Abstract:In the field of computational histopathology, both whole slide images (WSIs) and diagnostic captions provide valuable insights for making diagnostic decisions. However, aligning WSIs with diagnostic captions presents a significant challenge. This difficulty arises from two main factors: 1) Gigapixel WSIs are unsuitable for direct input into deep learning models, and the redundancy and correlation among the patches demand more attention; and 2) Authentic WSI diagnostic captions are extremely limited, making it difficult to train an effective model.

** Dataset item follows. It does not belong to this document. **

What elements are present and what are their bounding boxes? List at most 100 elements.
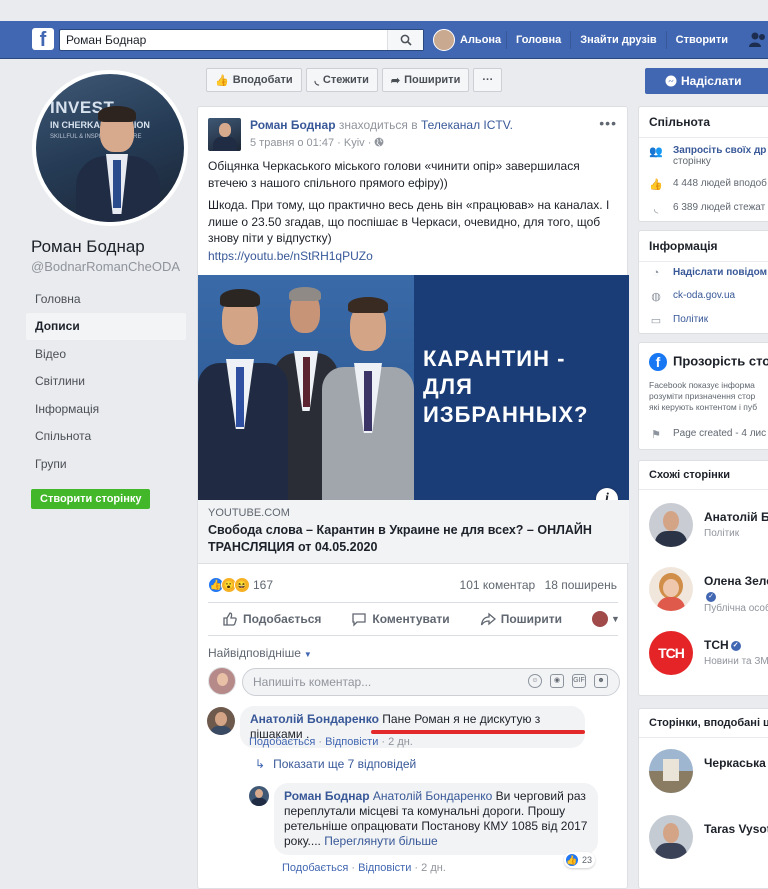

To overcome these obstacles, we present PathM3, a multimodal, multi-task, multiple instance learning (MIL) framework for WSI classification and captioning. PathM3 adapts a query-based transformer to effectively align WSIs with diagnostic captions. Given that histopathology visual patterns are redundantly distributed across WSIs, we aggregate each patch feature with MIL method that considers the correlations among instances. Furthermore, our PathM3 overcomes data scarcity in WSI-level captions by leveraging limited WSI diagnostic caption data in the manner of multi-task joint learning. Extensive experiments with improved classification accuracy and caption generation demonstrate the effectiveness of our method on both WSI classification and captioning task.